Growing up, Cha moved around a lot. Her parents were in South Carolina for her father’s PhD studies when she and her brother were born. She then grew up jumping around a few states in the South until second grade, when her family returned to Korea.
But only after five years, in her first year of middle school, her parents decided that it would be better for Cha and her brother to study in the United States.
Though the decision was made with good intentions, Cha said she didn’t really want to go back. “I felt like I was finally fitting in and making friends. I was thinking in Korean and interacting in a Korean sense.”
American high school life was much more different from what she had remembered about her young adolescent experience.
She was always a little shy growing up, but high school was when a "more severe form of introversion” kicked in, to the point that she had trouble speaking to people outside her close circle of family and friends.
“I was scared, I think, of the idea that people were judging me, and I was just not sure who I was,” she said. “It was a unique situation, and I felt like no one, not even my parents, could quite understand what I was going through.”
But everything changed when she discovered joy in art. “It quite literally became my voice,” she said.
Cha found herself creating art about herself and how she wanted to be perceived in the world. Lost in that joy, she felt free from the constant social pressures to define herself.
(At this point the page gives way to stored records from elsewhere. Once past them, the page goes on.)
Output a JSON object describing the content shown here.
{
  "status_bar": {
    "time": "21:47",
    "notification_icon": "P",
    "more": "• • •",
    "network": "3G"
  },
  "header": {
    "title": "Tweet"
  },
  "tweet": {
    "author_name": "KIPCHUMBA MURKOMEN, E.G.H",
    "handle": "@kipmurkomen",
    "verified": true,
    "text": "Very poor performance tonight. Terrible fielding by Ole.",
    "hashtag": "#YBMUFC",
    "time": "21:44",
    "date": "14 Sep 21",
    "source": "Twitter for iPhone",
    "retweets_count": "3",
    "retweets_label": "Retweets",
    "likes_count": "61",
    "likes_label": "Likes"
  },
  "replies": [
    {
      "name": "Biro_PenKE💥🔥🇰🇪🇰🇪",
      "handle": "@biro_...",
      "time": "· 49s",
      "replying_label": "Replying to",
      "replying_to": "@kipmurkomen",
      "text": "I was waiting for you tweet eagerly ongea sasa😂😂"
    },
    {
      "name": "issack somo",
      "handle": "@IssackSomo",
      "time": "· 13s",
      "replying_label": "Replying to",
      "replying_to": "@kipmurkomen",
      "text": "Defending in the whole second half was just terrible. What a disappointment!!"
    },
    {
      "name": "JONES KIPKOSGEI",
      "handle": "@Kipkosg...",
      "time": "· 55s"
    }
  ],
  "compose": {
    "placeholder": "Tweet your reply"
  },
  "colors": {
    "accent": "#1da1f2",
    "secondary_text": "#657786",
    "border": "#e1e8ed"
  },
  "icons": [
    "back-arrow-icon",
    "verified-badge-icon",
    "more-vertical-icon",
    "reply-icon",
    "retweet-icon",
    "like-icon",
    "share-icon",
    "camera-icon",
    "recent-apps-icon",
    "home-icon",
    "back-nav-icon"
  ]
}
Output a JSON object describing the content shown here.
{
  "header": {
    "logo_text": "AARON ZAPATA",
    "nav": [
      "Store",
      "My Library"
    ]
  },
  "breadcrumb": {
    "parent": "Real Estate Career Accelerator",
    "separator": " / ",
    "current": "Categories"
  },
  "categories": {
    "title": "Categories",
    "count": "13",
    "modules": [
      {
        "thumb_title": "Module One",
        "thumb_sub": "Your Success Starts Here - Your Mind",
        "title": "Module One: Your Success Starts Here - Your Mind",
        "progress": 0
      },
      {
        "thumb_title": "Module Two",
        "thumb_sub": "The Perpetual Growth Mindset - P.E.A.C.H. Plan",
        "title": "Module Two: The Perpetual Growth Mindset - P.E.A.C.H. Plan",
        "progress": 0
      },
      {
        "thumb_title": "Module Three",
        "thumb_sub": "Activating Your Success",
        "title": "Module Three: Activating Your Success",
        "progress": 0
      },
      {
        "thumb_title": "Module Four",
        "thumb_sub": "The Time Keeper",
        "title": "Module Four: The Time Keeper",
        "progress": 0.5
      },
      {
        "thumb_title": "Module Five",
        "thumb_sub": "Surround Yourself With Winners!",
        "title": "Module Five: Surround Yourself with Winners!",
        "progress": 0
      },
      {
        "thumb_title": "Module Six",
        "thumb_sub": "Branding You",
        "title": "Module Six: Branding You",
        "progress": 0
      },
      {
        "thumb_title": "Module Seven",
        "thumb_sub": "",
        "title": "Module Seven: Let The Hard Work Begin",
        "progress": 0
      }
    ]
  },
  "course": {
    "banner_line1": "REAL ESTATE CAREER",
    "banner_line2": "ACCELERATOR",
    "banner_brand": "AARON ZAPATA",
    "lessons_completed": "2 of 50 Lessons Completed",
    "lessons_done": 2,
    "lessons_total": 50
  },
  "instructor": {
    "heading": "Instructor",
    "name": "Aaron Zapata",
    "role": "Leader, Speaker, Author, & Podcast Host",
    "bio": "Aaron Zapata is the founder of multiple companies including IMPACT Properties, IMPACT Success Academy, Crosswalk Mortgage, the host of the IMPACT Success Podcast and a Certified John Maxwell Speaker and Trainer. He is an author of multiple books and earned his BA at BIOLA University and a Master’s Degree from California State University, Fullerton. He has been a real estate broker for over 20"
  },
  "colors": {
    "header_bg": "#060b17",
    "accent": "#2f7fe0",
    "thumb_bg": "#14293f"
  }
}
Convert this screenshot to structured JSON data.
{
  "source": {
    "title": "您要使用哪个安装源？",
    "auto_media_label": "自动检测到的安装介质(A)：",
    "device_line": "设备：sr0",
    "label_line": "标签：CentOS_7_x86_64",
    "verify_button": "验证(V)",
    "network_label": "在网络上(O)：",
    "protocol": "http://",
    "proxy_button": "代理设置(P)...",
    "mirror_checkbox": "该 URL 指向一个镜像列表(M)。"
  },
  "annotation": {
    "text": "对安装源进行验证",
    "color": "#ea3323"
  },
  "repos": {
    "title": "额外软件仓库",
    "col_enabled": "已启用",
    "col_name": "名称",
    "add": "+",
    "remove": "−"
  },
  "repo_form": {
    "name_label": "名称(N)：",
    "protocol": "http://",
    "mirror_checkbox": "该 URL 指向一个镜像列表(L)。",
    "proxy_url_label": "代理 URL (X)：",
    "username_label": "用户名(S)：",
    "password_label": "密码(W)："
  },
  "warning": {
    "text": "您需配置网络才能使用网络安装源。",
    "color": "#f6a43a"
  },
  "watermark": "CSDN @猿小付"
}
“But you don’t have to, really,” she said. “I later realized that it doesn’t matter how American and Korean you are. I used art to carve my own space. And once I had that, for the first time in my life, I actually wanted to speak up and talk to other people.”
She enrolled in the Rhode Island School of Design as an illustration student, not quite sure about what her exact career would be, but confident that she wanted to tell stories through art.
She was steered to children’s books when she submitted a sample of her senior year project, an illustration book incorporating Korean folk culture, “Tiny Feet Between the Mountain,” for a Simon and Schuster student event. Her work caught the eye of an editor, and it became her debut book in 2019.
But it wasn’t all smooth sailing, with Cha saying that she only recently became a full-time illustrator and writer.
“For a while, I did a lot of odd jobs to make this work. I had side work at a crepe place, which became more of a full-time thing during Covid, and then I blinked and was like, ‘Why am I a supervisor?”
When she received the Caldecott in January, it was “a completely unexpected honor.” “Us illustrators always say that [this profession] is a marathon — that it is a long run.”
The accolade came much earlier than she thought, but Cha feels she is far from her career peak, saying she has many more stories she wants to tell in the future.
“I don’t want to be pigeonholed to one genre or as being able to only tell Korean American stories [...] and many of my books have also been about my struggles with personal identity,” she said.
“But now I feel like I can tell stories that are a little more detached from those raw emotions and write more about what I want and hope for in life.”
Just as the little boy between the two dragons realizes at the end that there doesn't have to be only one true story about dragons in the world, there are often more answers than what it seemingly presents.
“It’s liberating to know that sometimes, you don’t have to choose," said Cha with a warm smile.